Over the summer I wrote Constitutional Avoidance and Anti-Avoidance at the Roberts Court (forthcoming, 2009 Supreme Court Review), which contrasts the Supreme Court’s approach in NAMUDNO, in which the Court reached out and avoided a constitutional question through an implausible statutory interpretation analysis with the reargument order in the Citizens United case, which teed up a major constitutional issue for review even though there was an eminently plausible statutory interpretation available to the Court to avoid the constitutional question posed by the case. Neither case follows the usual understanding of the doctrine of constitutional avoidance (which says that the Court should avoid deciding a difficult constitutional question when it can do so through a plausible acts of statutory interpretation). I called what the Court did in Citizens United an act of “anti-avoidance.”

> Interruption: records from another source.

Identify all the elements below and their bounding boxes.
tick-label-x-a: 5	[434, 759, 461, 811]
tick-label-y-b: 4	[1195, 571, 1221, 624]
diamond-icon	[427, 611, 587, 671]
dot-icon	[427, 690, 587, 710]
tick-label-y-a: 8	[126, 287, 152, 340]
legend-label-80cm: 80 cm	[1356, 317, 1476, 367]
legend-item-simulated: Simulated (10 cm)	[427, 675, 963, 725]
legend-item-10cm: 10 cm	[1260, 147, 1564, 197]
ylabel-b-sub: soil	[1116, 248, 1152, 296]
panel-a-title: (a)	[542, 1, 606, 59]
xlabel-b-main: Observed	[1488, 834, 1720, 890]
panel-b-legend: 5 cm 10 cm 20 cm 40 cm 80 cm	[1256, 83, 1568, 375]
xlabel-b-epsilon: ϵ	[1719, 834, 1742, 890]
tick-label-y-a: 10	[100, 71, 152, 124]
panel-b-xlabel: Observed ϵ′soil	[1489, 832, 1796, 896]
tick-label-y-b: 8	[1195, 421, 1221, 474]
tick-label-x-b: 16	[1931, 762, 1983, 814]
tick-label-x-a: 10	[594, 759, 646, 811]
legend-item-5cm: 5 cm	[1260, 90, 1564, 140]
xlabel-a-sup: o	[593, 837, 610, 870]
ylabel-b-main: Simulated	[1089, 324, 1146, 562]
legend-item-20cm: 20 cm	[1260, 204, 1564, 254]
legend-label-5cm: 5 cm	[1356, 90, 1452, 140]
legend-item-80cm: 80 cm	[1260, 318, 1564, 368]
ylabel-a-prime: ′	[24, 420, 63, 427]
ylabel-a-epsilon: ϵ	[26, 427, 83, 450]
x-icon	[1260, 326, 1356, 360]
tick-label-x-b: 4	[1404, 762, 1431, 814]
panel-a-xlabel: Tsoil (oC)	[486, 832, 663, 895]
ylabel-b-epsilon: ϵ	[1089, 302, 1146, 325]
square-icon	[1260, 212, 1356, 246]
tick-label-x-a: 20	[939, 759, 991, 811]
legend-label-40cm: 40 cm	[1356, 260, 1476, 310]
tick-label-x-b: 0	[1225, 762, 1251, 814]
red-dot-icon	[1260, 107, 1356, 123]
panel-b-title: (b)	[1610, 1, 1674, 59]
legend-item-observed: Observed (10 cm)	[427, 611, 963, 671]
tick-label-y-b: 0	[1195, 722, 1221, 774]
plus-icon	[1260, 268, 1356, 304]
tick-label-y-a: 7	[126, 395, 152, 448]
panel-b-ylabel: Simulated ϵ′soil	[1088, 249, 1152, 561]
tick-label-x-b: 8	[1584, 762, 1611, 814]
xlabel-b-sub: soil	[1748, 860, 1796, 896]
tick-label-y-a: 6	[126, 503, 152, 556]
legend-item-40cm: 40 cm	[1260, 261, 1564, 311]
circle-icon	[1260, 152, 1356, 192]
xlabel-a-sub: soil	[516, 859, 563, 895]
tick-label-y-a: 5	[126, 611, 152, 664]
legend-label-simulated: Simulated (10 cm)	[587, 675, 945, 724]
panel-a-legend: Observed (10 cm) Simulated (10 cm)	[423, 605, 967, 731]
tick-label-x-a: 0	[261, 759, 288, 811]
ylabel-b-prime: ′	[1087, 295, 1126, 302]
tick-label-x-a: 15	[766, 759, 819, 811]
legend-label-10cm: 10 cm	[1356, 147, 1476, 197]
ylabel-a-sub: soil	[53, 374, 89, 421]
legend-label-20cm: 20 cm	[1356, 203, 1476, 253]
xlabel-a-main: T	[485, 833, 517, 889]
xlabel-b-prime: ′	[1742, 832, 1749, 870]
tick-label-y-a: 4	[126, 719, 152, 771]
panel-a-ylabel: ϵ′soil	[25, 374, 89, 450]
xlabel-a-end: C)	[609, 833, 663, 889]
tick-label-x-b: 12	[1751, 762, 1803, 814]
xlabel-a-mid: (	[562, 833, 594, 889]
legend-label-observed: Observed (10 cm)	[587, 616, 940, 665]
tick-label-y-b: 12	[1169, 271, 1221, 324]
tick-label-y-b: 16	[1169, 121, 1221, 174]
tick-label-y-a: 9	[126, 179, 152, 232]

One of my colleagues who read the draft said that it was “premature” in that the Court had not yet decided Citizens United, and it could ultimately rely on the avoidance argument. My response to that point in the article (which I believe has been vindicated by the intense media speculation about the case) is the following:

    Neither NAMUDNO nor Citizens United fits comfortably in the Supreme Court’s usual approach to the constitutional avoidance doctrine. NAMUDNO does not fit because the Court adopted an implausible interpretation of the statute. Indeed, the Court’s statutory interpretation analysis was so weak that the Court failed even to respond to the contrary statutory points raised by the government and offered in detail by the district court. It is probably no surprise that in stating the avoidance principle in NAMUDNO, the Court did not cite the usual formulation of the rule requiring a plausible statutory interpretation. Instead, the Court stated more flatly that “[o]ur usual practice is to avoid the unnecessary resolution of constitutional questions.” The Court then stated that “judging the Constitutionality of an Act of Congress is the ‘gravest and most delicate duty that this Court is called upon to perform.'” Finally, the Court cited Escambia County for the proposition that the Court will not decide a constitutional question if there is some other ground to dispose of the case. In practice, the Court jettisoned the requirement of a plausible statutory interpretation in NAMUDNO to avoid a sensitive and difficult constitutional question.
    But the Court’s approach was even starker when viewed against the Citizens United order the Court issued just one week later. The Court undoubtedly could avoid deciding whether to overrule Austin and McConnell’s upholding of spending limits on corporations and unions through a plausible interpretation of the electioneering communication statute so as not to apply to video-on-demand. But regardless of how it ultimately decides the case, it ratcheted up the importance of the case and the rhetoric through the reargument order.
    Thus, the operative question here is not simply how plausible a statutory construction must be before the avoidance canon kicks in, but why the Court adopted such an inconsistent approach. If it is true that the “usual practice” is to “avoid the unnecessary resolution of constitutional questions” and that it is the “gravest and most delicate duty” to review the constitutionality of an Act of Congress, why did the Court in Citizens United not conclude, as in NAMUDNO, Ricci, and Escambia County, that the Court will not decide the constitutional question because there is some other ground to dispose of the case? Is not avoidance especially warranted in a case in which the constitutional issue was abandoned in the trial court and not presented in the jurisdictional statement? Why did the Court not follow its usual practice in Clark v Martinez, to the effect that “[i]f [one of two plausible statutory constructions] would raise a multitude of constitutional problems, the other should prevail…”? Why did the Court instead set up an in-your-face high stakes constitutional showdown on the question–whether or not it ultimately issues a constitutional ruling on the merits?

(my emphases; footnotes omitted)
The last part of my paper gives three possible answers to these questions. I was hoping that I’d be able to update my argument with analysis of the actual opinion in Citizens United. But, alas, the time has come to go to press at the Supreme Court Review, and still no opinion from the Court. I’ve now posted the near-final version of my article at the SSRN link above, and I’ll have to analyze the actual opinion(s) in Citizens United in a future article.